Citibank announced Thursday that it will require businesses using its services to adhere to a series of “best practices” that the company intends to impose on its customers. From now on, Citi will require of its business customers that:
(1) they don’t sell firearms to someone who hasn’t passed a background check,
(2) they restrict the sale of firearms for individuals under 21 years of age, and
(3) they don’t sell bump stocks or high-capacity magazines.
According to Citi, the policy “will apply across the firm, including to small business, commercial and institutional clients, as well as credit card partners, whether co-brand or private label.”
Citi is obviously attempting to use its power and leverage to force onerous and extra-legal requirements on its customers. It is an amazingly ignorant and tone-deaf response from the company, but one that many firearms owners had feared might one day occur.
Thanks to federal banking laws and regulations, the American banking system has become increasingly centralized. Banks have colluded with the government since the Republic’s inception, but that collusion has become ever greater over the past century. Aside from perhaps defense contractors, no other industry is able to privatize its profits and socialize its losses (TARP bailout, Federal Reserve lending facilities, Federal Reserve as a lender of last resort,etc.).

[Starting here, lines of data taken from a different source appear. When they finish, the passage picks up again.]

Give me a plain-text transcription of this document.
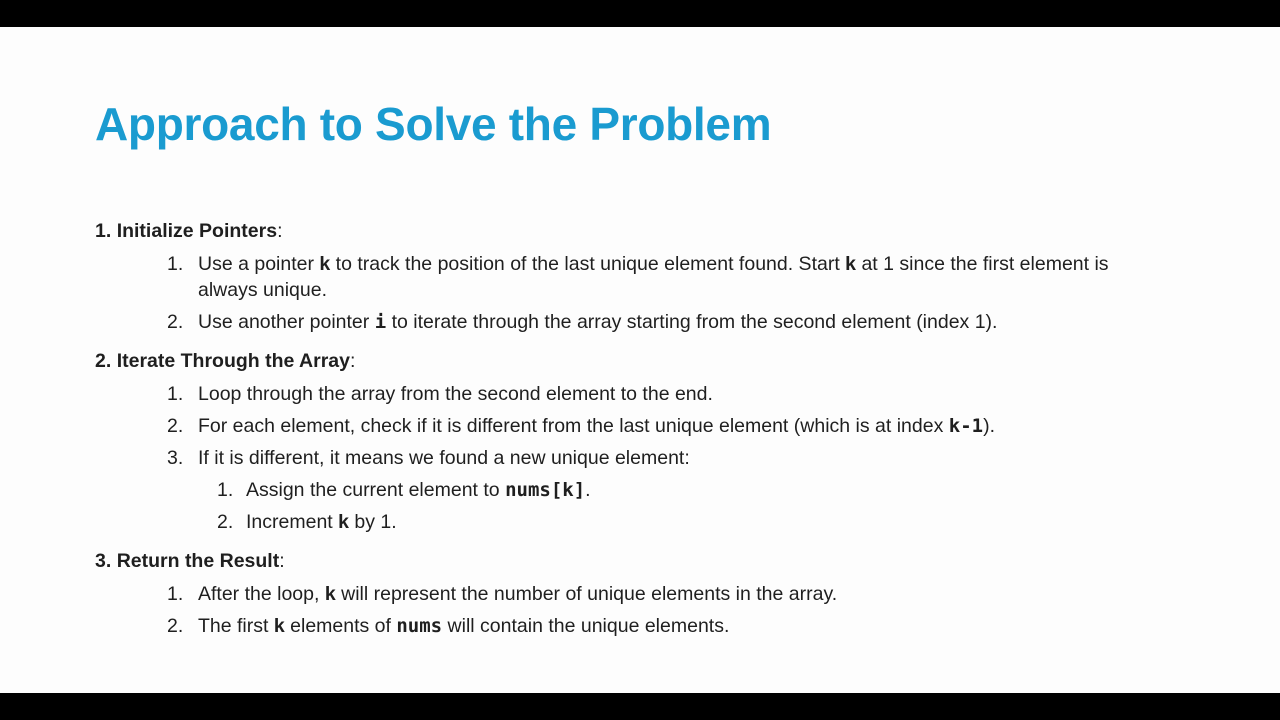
Approach to Solve the Problem

1. Initialize Pointers:

1. Use a pointer k to track the position of the last unique element found. Start k at 1 since the first element is always unique.
2. Use another pointer i to iterate through the array starting from the second element (index 1).

2. Iterate Through the Array:

1. Loop through the array from the second element to the end.
2. For each element, check if it is different from the last unique element (which is at index k-1).
3. If it is different, it means we found a new unique element:
1. Assign the current element to nums[k].
2. Increment k by 1.

3. Return the Result:

1. After the loop, k will represent the number of unique elements in the array.
2. The first k elements of nums will contain the unique elements.
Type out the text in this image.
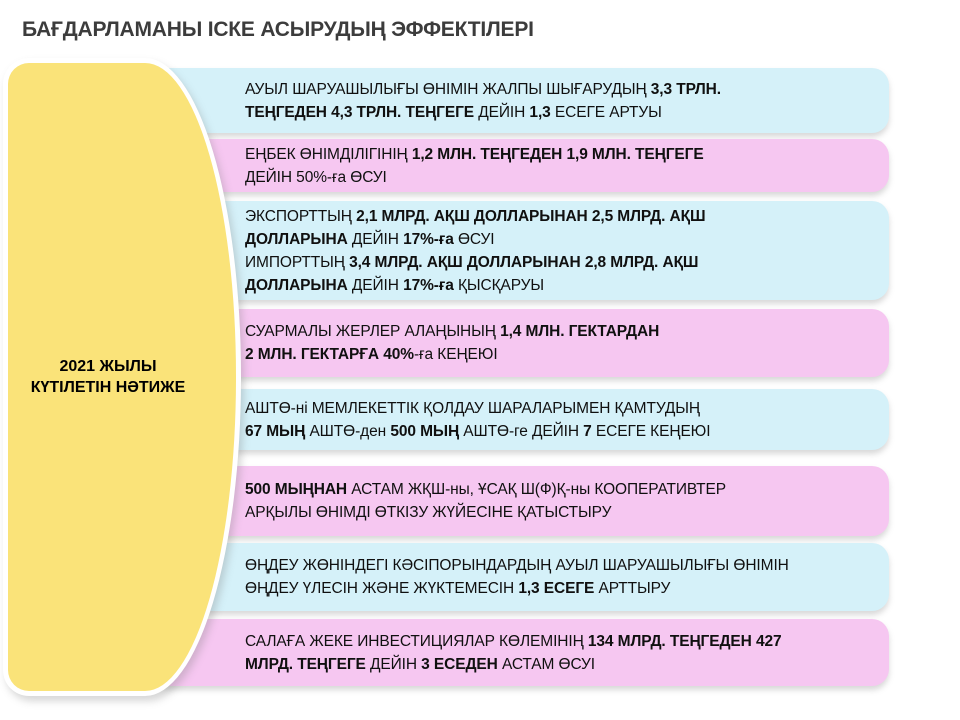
БАҒДАРЛАМАНЫ ІСКЕ АСЫРУДЫҢ ЭФФЕКТІЛЕРІ
АУЫЛ ШАРУАШЫЛЫҒЫ ӨНІМІН ЖАЛПЫ ШЫҒАРУДЫҢ 3,3 ТРЛН.
ТЕҢГЕДЕН 4,3 ТРЛН. ТЕҢГЕГЕ ДЕЙІН 1,3 ЕСЕГЕ АРТУЫ
ЕҢБЕК ӨНІМДІЛІГІНІҢ 1,2 МЛН. ТЕҢГЕДЕН 1,9 МЛН. ТЕҢГЕГЕ
ДЕЙІН 50%-ға ӨСУІ
ЭКСПОРТТЫҢ 2,1 МЛРД. АҚШ ДОЛЛАРЫНАН 2,5 МЛРД. АҚШ
ДОЛЛАРЫНА ДЕЙІН 17%-ға ӨСУІ
ИМПОРТТЫҢ 3,4 МЛРД. АҚШ ДОЛЛАРЫНАН 2,8 МЛРД. АҚШ
ДОЛЛАРЫНА ДЕЙІН 17%-ға ҚЫСҚАРУЫ
СУАРМАЛЫ ЖЕРЛЕР АЛАҢЫНЫҢ 1,4 МЛН. ГЕКТАРДАН
2 МЛН. ГЕКТАРҒА 40%-ға КЕҢЕЮІ
АШТӨ-ні МЕМЛЕКЕТТІК ҚОЛДАУ ШАРАЛАРЫМЕН ҚАМТУДЫҢ
67 МЫҢ АШТӨ-ден 500 МЫҢ АШТӨ-ге ДЕЙІН 7 ЕСЕГЕ КЕҢЕЮІ
500 МЫҢНАН АСТАМ ЖҚШ-ны, ҰСАҚ Ш(Ф)Қ-ны КООПЕРАТИВТЕР
АРҚЫЛЫ ӨНІМДІ ӨТКІЗУ ЖҮЙЕСІНЕ ҚАТЫСТЫРУ
ӨҢДЕУ ЖӨНІНДЕГІ КӘСІПОРЫНДАРДЫҢ АУЫЛ ШАРУАШЫЛЫҒЫ ӨНІМІН
ӨҢДЕУ ҮЛЕСІН ЖӘНЕ ЖҮКТЕМЕСІН 1,3 ЕСЕГЕ АРТТЫРУ
САЛАҒА ЖЕКЕ ИНВЕСТИЦИЯЛАР КӨЛЕМІНІҢ 134 МЛРД. ТЕҢГЕДЕН 427
МЛРД. ТЕҢГЕГЕ ДЕЙІН 3 ЕСЕДЕН АСТАМ ӨСУІ
2021 ЖЫЛЫ
КҮТІЛЕТІН НӘТИЖЕ
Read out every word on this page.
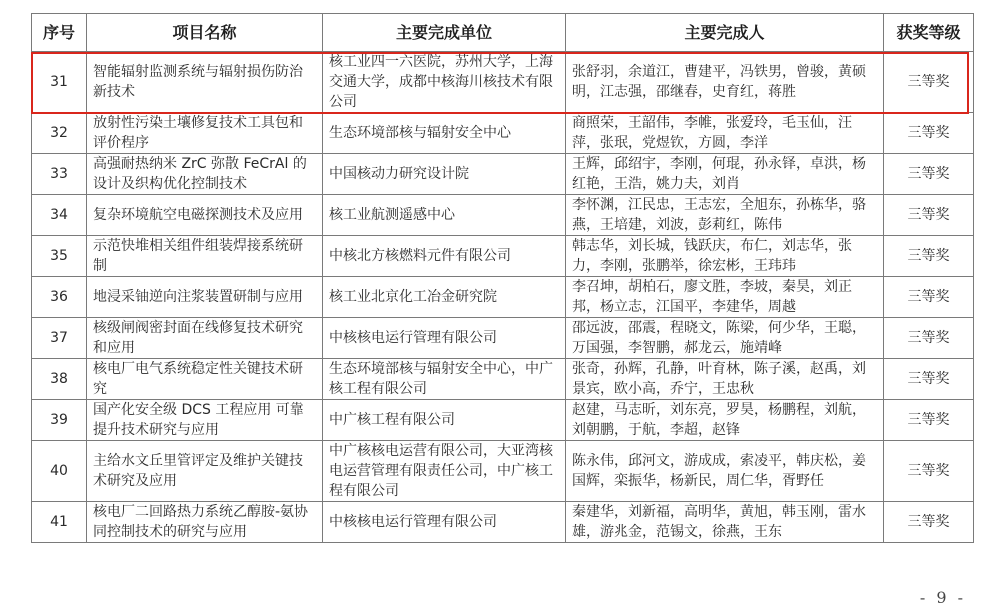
序号	项目名称	主要完成单位	主要完成人	获奖等级
31	智能辐射监测系统与辐射损伤防治新技术	核工业四一六医院，苏州大学，上海交通大学，成都中核海川核技术有限公司	张舒羽，余道江，曹建平，冯铁男，曾骏，黄硕明，江志强，邵继春，史育红，蒋胜	三等奖
32	放射性污染土壤修复技术工具包和评价程序	生态环境部核与辐射安全中心	商照荣，王韶伟，李帷，张爱玲，毛玉仙，汪萍，张珉，党煜钦，方圆，李洋	三等奖
33	高强耐热纳米 ZrC 弥散 FeCrAl 的设计及织构优化控制技术	中国核动力研究设计院	王辉，邱绍宇，李刚，何琨，孙永铎，卓洪，杨红艳，王浩，姚力夫，刘肖	三等奖
34	复杂环境航空电磁探测技术及应用	核工业航测遥感中心	李怀渊，江民忠，王志宏，全旭东，孙栋华，骆燕，王培建，刘波，彭莉红，陈伟	三等奖
35	示范快堆相关组件组装焊接系统研制	中核北方核燃料元件有限公司	韩志华，刘长城，钱跃庆，布仁，刘志华，张力，李刚，张鹏举，徐宏彬，王玮玮	三等奖
36	地浸采铀逆向注浆装置研制与应用	核工业北京化工冶金研究院	李召坤，胡柏石，廖文胜，李坡，秦昊，刘正邦，杨立志，江国平，李建华，周越	三等奖
37	核级闸阀密封面在线修复技术研究和应用	中核核电运行管理有限公司	邵远波，邵震，程晓文，陈梁，何少华，王聪，万国强，李智鹏，郝龙云，施靖峰	三等奖
38	核电厂电气系统稳定性关键技术研究	生态环境部核与辐射安全中心，中广核工程有限公司	张奇，孙辉，孔静，叶育林，陈子溪，赵禹，刘景宾，欧小高，乔宁，王忠秋	三等奖
39	国产化安全级 DCS 工程应用 可靠提升技术研究与应用	中广核工程有限公司	赵建，马志昕，刘东亮，罗昊，杨鹏程，刘航，刘朝鹏，于航，李超，赵锋	三等奖
40	主给水文丘里管评定及维护关键技术研究及应用	中广核核电运营有限公司，大亚湾核电运营管理有限责任公司，中广核工程有限公司	陈永伟，邱河文，游成成，索凌平，韩庆松，姜国辉，栾振华，杨新民，周仁华，胥野任	三等奖
41	核电厂二回路热力系统乙醇胺-氨协同控制技术的研究与应用	中核核电运行管理有限公司	秦建华，刘新福，高明华，黄旭，韩玉刚，雷水雄，游兆金，范锡文，徐燕，王东	三等奖
- 9 -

Banks want to be treated like public utilities and bailed out of the problems they make when it suits them, but then want to turn around and dictate to their customers what they can and cannot sell and to whom. In a free market, of course, customers would be free to boycott Citibank and stop using their services. Other competitors could take advantage of Citibank’s policy to attract new business. Unfortunately, the barriers to entry are so high in the financial services industry that starting up a new gun-friendly bank is very difficult to do.
Thankfully we have enough vestiges of a free market left in this country that many Citibank customers may very well end up closing their Citi bank accounts and credit cards and moving to credit unions or small community banks. By the comments on Citi’s blogs, it certainly appears that Citi has brought onto itself a firestorm of condemnation from its customers. If the unhappiness with Citi’s new policy grows strong enough and Citi loses enough business, that might prove a cautionary tale for any other financial companies who seek to adopt similarly draconian policies.